Microbial communities shape our health and the health of our planet. Some are familiar to humans, like the microbes that reside in the gut, known as our microbiome. Others keep fermenting along mostly under the radar.
When many microbes live together and grow in interrelated ways, it can be hard to identify the functional role of any individual player. But some complex microbial ecosystems could actually be easier to understand than those with fewer players, according to a new study in Physical Review X led by theoretical physicist Mikhail Tikhonov at Washington University in St. Louis.
"Some real-life microbial ecosystems are well-described by models that are surprisingly simple, given the complexity under the hood," said Tikhonov, assistant professor of physics in Arts & Sciences. The new modeling framework that he developed with graduate student Jacob Moran provides a precise quantitative definition for the elusive notion of "coarse-grainability" and suggests that some of its properties might not be intuitive.
"Put simply, coarse-graining means omitting details, and we say that is fine if it doesn't change the outcome of a specified experiment," Tikhonov said.

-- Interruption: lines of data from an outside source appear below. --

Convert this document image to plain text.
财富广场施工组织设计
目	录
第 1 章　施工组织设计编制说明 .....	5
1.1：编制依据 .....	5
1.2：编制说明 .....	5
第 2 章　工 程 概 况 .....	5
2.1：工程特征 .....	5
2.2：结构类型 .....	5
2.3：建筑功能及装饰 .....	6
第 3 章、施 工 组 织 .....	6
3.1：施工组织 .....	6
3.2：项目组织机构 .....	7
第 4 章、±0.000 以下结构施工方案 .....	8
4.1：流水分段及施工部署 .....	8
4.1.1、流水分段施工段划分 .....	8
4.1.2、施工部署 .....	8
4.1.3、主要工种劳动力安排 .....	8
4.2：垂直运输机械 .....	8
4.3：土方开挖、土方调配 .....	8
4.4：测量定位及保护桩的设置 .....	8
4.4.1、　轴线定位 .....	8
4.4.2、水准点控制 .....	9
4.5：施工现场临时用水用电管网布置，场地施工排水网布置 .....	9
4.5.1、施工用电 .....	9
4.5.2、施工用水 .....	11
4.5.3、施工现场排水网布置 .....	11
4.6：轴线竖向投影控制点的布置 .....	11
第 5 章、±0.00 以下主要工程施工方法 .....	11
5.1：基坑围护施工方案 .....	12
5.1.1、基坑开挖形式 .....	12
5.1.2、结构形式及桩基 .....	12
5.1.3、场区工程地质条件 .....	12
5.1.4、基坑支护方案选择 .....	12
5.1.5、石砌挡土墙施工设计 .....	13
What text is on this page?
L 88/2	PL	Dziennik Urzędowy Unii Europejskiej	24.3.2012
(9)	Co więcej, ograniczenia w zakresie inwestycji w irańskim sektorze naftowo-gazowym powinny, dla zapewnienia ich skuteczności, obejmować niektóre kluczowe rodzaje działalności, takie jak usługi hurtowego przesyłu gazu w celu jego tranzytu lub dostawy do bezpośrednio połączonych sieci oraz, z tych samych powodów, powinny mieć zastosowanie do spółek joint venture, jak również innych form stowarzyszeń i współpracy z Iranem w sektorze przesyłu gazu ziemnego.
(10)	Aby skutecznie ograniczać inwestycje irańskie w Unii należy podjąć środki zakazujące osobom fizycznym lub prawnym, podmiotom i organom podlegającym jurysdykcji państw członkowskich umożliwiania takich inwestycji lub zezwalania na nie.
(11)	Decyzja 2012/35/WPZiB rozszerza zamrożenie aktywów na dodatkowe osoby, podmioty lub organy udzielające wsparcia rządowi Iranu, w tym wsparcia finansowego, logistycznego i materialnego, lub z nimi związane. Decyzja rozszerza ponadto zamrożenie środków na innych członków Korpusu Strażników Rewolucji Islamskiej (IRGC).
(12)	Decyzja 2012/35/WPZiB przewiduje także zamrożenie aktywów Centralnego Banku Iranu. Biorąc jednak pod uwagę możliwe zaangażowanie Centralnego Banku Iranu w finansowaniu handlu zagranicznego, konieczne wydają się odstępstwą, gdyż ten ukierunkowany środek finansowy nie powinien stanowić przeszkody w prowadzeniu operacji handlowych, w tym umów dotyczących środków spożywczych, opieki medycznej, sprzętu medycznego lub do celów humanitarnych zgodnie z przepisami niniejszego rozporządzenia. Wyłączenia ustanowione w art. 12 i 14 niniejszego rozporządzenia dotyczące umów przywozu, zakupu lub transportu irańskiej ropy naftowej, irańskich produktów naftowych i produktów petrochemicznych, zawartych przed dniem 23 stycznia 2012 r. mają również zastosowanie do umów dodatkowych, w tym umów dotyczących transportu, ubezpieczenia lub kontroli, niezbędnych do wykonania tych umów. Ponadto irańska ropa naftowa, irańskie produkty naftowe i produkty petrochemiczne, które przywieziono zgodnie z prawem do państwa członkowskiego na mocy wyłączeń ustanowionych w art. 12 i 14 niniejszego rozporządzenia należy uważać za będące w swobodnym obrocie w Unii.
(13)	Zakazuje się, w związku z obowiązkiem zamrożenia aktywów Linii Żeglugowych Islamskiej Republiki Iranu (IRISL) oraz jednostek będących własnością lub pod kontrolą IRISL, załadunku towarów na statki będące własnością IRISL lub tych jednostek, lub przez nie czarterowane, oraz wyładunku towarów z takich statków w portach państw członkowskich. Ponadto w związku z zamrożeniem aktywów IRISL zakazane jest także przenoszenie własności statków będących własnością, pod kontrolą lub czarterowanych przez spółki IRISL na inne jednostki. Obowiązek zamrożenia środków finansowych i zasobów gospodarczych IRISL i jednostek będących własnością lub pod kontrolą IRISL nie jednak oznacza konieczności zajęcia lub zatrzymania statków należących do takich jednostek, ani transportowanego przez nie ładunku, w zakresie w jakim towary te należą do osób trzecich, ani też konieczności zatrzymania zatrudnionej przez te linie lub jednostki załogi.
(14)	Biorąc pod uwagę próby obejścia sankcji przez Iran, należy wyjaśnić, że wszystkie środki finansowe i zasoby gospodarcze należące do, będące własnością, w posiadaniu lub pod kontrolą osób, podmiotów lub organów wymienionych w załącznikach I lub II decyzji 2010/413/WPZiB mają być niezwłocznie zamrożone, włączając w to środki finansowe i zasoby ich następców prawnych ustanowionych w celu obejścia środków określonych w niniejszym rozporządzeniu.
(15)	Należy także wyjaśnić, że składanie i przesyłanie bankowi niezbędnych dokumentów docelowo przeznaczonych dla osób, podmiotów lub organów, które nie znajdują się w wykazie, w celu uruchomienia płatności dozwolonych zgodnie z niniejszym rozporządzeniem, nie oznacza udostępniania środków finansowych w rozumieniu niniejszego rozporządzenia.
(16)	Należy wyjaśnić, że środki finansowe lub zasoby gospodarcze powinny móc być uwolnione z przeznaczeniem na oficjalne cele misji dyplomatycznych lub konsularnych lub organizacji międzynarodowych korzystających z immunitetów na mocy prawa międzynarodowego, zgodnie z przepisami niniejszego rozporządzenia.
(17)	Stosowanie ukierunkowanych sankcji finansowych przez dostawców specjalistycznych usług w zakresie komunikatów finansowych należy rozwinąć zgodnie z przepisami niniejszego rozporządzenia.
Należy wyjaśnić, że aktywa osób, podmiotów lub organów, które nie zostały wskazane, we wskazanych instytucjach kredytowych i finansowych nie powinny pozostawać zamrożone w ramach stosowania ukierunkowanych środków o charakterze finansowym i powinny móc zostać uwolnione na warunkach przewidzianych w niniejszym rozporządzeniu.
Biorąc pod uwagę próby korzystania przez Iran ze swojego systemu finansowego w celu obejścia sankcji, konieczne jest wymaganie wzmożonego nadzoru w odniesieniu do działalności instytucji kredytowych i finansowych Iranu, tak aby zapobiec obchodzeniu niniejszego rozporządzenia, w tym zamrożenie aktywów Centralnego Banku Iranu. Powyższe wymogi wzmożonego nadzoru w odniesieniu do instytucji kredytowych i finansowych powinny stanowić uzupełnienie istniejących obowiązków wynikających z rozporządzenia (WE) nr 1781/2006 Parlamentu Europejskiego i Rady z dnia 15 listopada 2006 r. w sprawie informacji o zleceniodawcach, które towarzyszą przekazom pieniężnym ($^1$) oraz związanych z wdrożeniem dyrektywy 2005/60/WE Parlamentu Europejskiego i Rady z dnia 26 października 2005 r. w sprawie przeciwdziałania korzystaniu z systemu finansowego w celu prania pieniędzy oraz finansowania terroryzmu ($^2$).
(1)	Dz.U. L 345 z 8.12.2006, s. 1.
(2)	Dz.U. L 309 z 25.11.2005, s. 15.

"Note that this definition links coarse-grainability to a choice of an experiment, and that's actually important," he said. "We argue that coarse-grainability fundamentally depends on which aspect of the ecosystem you care about. We show that the exact same ecosystem can be readily coarse-grainable if you're interested in one property, whereas for another, you may need to know all the details."
Additional reading:
Mikhail Tikhonov partnered with biologists on this review article on a related topic: "Functional biology in its natural context: A search for emergent simplicity," in eLife (June 7, 2021).
This new work offers a path toward theoretical understanding of which ecosystem properties, and in which environmental conditions, might be predictable by coarse-grained models. The approach could help biologists who want to study microbes in their own messy, real-life conditions - that is, diverse communities in complex environments - instead of trying to isolate them in a petri dish.
"With this study, we've demonstrated that a high diversity of strains, while nominally more complex, may in fact facilitate coarse-grainability and that, at least within our model, coarse-grainability is maximized when a community is assembled in its 'native' environment," Tikhonov said.